So perhaps Aikin and Talisse’s theoretical case for the owl of Minerva problem can be set aside. But their theoretical argument is inspired by empirical concerns regarding the quality of public deliberation in actually existing democracies. Does the ease with which metalanguage is appropriated as a tool in first-order disputes pose a challenge to the feasibility of deliberative democracy? The force of Aikin and Talisse’s empirical conclusions depend on the truth of the claim that the deliberative ideal is so widely endorsed (at least as an aspiration) as to be a defining feature of contemporary democracy; if the deliberative ideal is not widely endorsed, then widespread violation of its constitutive norms in political life should come as no surprise. The argument offered in support of this bold claim, however, is not very convincing.

I think many deliberative democrats would bridle at the suggestion that any contemporary democracy truly aspires to — let alone instantiates — the ideals of deliberative democracy. Aikin and Talisse’s claim that our democratic practices only make sense if we really do (currently) aspire to deliberative democracy only gives support to the claim that we aspire to deliberative democracy if our democratic practices do in fact make sense. But why suppose that our democratic practices make sense? If the values of deliberative democracy have not shaped our democratic practices, then a nonsensical, historically and culturally contingent, slapdash hodgepodge of practices is exactly what we should expect.

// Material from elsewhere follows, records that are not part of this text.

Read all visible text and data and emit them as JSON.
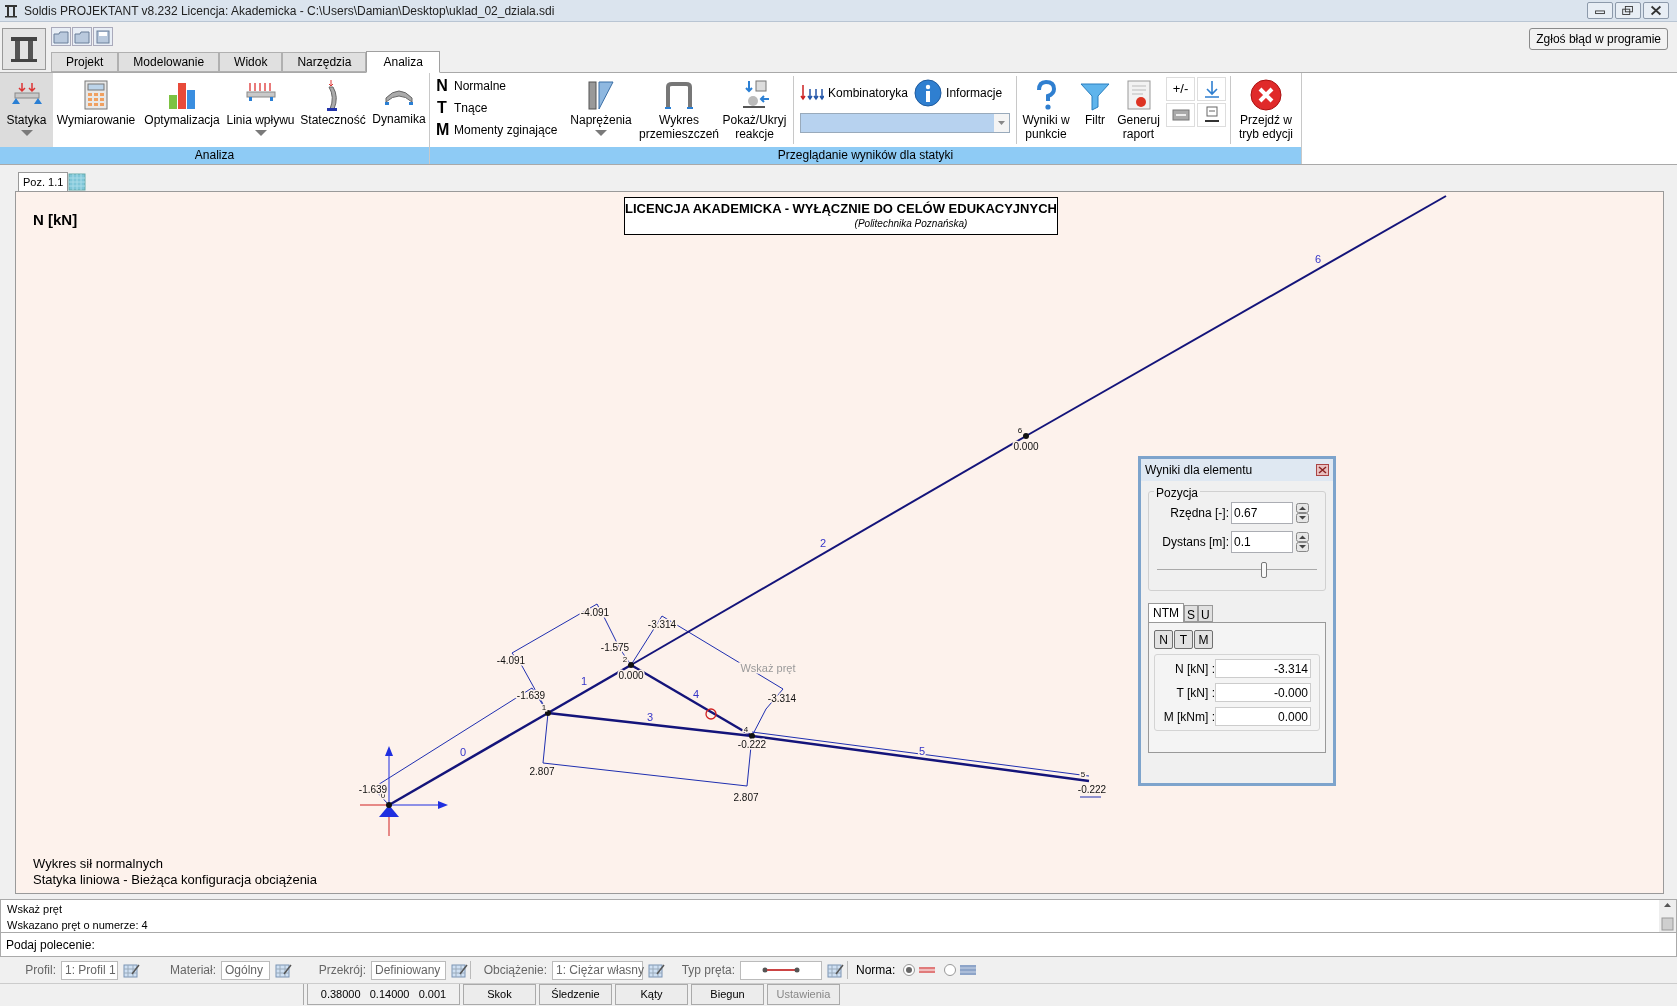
{
  "window": {
    "title": "Soldis PROJEKTANT v8.232 Licencja: Akademicka - C:\\Users\\Damian\\Desktop\\uklad_02_dziala.sdi"
  },
  "report_button": "Zgłoś błąd w programie",
  "tabs": [
    {
      "label": "Projekt",
      "selected": false
    },
    {
      "label": "Modelowanie",
      "selected": false
    },
    {
      "label": "Widok",
      "selected": false
    },
    {
      "label": "Narzędzia",
      "selected": false
    },
    {
      "label": "Analiza",
      "selected": true
    }
  ],
  "analysis_group": {
    "label": "Analiza",
    "buttons": [
      {
        "label": "Statyka",
        "selected": true,
        "dropdown": true
      },
      {
        "label": "Wymiarowanie",
        "selected": false,
        "dropdown": false
      },
      {
        "label": "Optymalizacja",
        "selected": false,
        "dropdown": false
      },
      {
        "label": "Linia wpływu",
        "selected": false,
        "dropdown": true
      },
      {
        "label": "Stateczność",
        "selected": false,
        "dropdown": false
      },
      {
        "label": "Dynamika",
        "selected": false,
        "dropdown": false
      }
    ]
  },
  "results_group": {
    "label": "Przeglądanie wyników dla statyki",
    "force_types": [
      {
        "letter": "N",
        "label": "Normalne"
      },
      {
        "letter": "T",
        "label": "Tnące"
      },
      {
        "letter": "M",
        "label": "Momenty zginające"
      }
    ],
    "view_buttons": [
      {
        "label": "Naprężenia",
        "dropdown": true
      },
      {
        "label": "Wykres\nprzemieszczeń",
        "dropdown": false
      },
      {
        "label": "Pokaż/Ukryj\nreakcje",
        "dropdown": false
      }
    ],
    "combinatorics": "Kombinatoryka",
    "information": "Informacje",
    "tool_buttons": [
      {
        "label": "Wyniki w\npunkcie"
      },
      {
        "label": "Filtr"
      },
      {
        "label": "Generuj\nraport"
      }
    ],
    "sign_toggle": "+/-",
    "exit_button": "Przejdź w\ntryb edycji"
  },
  "document_tab": {
    "label": "Poz. 1.1",
    "selected": true
  },
  "canvas": {
    "quantity": "N [kN]",
    "license": "LICENCJA AKADEMICKA - WYŁĄCZNIE DO CELÓW EDUKACYJNYCH",
    "institution": "(Politechnika Poznańska)",
    "caption": [
      "Wykres sił normalnych",
      "Statyka liniowa - Bieżąca konfiguracja obciążenia"
    ]
  },
  "diagram": {
    "member_numbers": [
      "0",
      "1",
      "2",
      "3",
      "4",
      "5",
      "6"
    ],
    "node_numbers": [
      "0",
      "1",
      "2",
      "4",
      "5",
      "6"
    ],
    "values": [
      "-1.639",
      "-1.639",
      "-4.091",
      "-4.091",
      "-1.575",
      "0.000",
      "-3.314",
      "-3.314",
      "-0.222",
      "2.807",
      "2.807",
      "0.000",
      "-0.222"
    ],
    "hint": "Wskaż pręt"
  },
  "dialog": {
    "title": "Wyniki dla elementu",
    "group": "Pozycja",
    "fields": [
      {
        "label": "Rzędna [-]:",
        "value": "0.67"
      },
      {
        "label": "Dystans [m]:",
        "value": "0.1"
      }
    ],
    "slider": {
      "level": 0.67
    },
    "tabs": [
      {
        "label": "NTM",
        "selected": true
      },
      {
        "label": "S",
        "selected": false
      },
      {
        "label": "U",
        "selected": false
      }
    ],
    "buttons": [
      "N",
      "T",
      "M"
    ],
    "results": [
      {
        "label": "N [kN] :",
        "value": "-3.314"
      },
      {
        "label": "T [kN] :",
        "value": "-0.000"
      },
      {
        "label": "M [kNm] :",
        "value": "0.000"
      }
    ]
  },
  "messages": [
    "Wskaż pręt",
    "Wskazano pręt o numerze: 4"
  ],
  "command": {
    "label": "Podaj polecenie:"
  },
  "properties": [
    {
      "kind": "field",
      "label": "Profil:",
      "value": "1: Profil 1"
    },
    {
      "kind": "field",
      "label": "Materiał:",
      "value": "Ogólny"
    },
    {
      "kind": "field",
      "label": "Przekrój:",
      "value": "Definiowany"
    },
    {
      "kind": "field",
      "label": "Obciążenie:",
      "value": "1: Ciężar własny"
    },
    {
      "kind": "line",
      "label": "Typ pręta:"
    }
  ],
  "norma": {
    "label": "Norma:",
    "options": [
      {
        "selected": true
      },
      {
        "selected": false
      }
    ]
  },
  "status_bar": {
    "coordinates": "0.38000   0.14000   0.001",
    "buttons": [
      {
        "label": "Skok",
        "disabled": false
      },
      {
        "label": "Śledzenie",
        "disabled": false
      },
      {
        "label": "Kąty",
        "disabled": false
      },
      {
        "label": "Biegun",
        "disabled": false
      },
      {
        "label": "Ustawienia",
        "disabled": true
      }
    ]
  }
}
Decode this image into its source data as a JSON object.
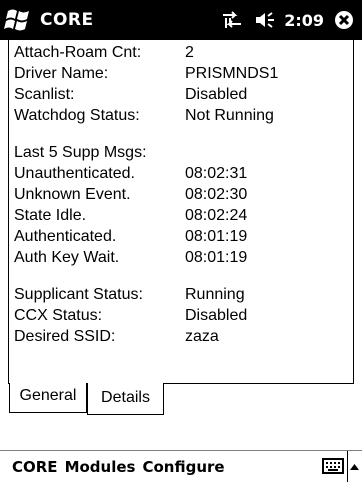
{
  "titlebar": {
    "start_icon": "windows-flag-icon",
    "app_title": "CORE",
    "connectivity_icon": "connectivity-icon",
    "volume_icon": "speaker-icon",
    "time": "2:09",
    "close_icon": "close-icon"
  },
  "details": {
    "group1": [
      {
        "label": "Attach-Roam Cnt:",
        "value": "2"
      },
      {
        "label": "Driver Name:",
        "value": "PRISMNDS1"
      },
      {
        "label": "Scanlist:",
        "value": "Disabled"
      },
      {
        "label": "Watchdog Status:",
        "value": "Not Running"
      }
    ],
    "supp_header": "Last 5 Supp Msgs:",
    "supp_msgs": [
      {
        "label": "Unauthenticated.",
        "value": "08:02:31"
      },
      {
        "label": "Unknown Event.",
        "value": "08:02:30"
      },
      {
        "label": "State Idle.",
        "value": "08:02:24"
      },
      {
        "label": "Authenticated.",
        "value": "08:01:19"
      },
      {
        "label": "Auth Key Wait.",
        "value": "08:01:19"
      }
    ],
    "group3": [
      {
        "label": "Supplicant Status:",
        "value": "Running"
      },
      {
        "label": "CCX Status:",
        "value": "Disabled"
      },
      {
        "label": "Desired SSID:",
        "value": "zaza"
      }
    ]
  },
  "tabs": [
    {
      "label": "General",
      "selected": false
    },
    {
      "label": "Details",
      "selected": true
    }
  ],
  "menubar": {
    "items": [
      "CORE",
      "Modules",
      "Configure"
    ],
    "sip_icon": "keyboard-icon",
    "sip_arrow_icon": "arrow-up-icon"
  }
}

And if actually existing democracies neither instantiate nor even aspire to the deliberative ideal, the shortcomings of actually existing democracy as evaluated from the deliberative perspective have no bearing on the feasibility of that ideal.

Perhaps Aikin and Talisse are actually only claiming that particular democratic practices — not our democratic practices considered collectively as an overall regime — depend on the deliberative ideal for their intelligibility. There are two problems with this. First, particular practices based on the deliberative ideal may be compromised by other practices based on other ideals, or on no ideals at all. If non-deliberative practices compromise deliberative practices, then this only casts condemnation on the non-deliberative practices. Second, Aikin and Talisse’s examples of particular practices that ostensibly depend on the deliberative ideal for their intelligibility strike me as very weak.

For example, are television panel debates to be understood as actual debates in the deliberative sense? Aikin and Talisse seem to take this as self-evidently true. But it seems much more likely to me that pro-and-con panels are normally set up so as to attract a broader viewing audience. The “debate” serves mainly to present contrasting positions, not to deliberate about them. Nor do such faux debates do much to facilitate the overall processes of public and private deliberation; the presentation of each side tends to be cursory at best. On non-commercial television, panel debates tend to be more productive, not because both sides reach an agreement, but because they allow for a more thorough presentation of pro and con positions and the reasons that favour them, and for modelling realistically decent (though not ideal) political argumentation. This contrast between commercial and non-commercial television seems to support the notion that panel debates do not proliferate because of widely shared deliberative values, but because there is a commercial incentive for the bare representation of both sides on television.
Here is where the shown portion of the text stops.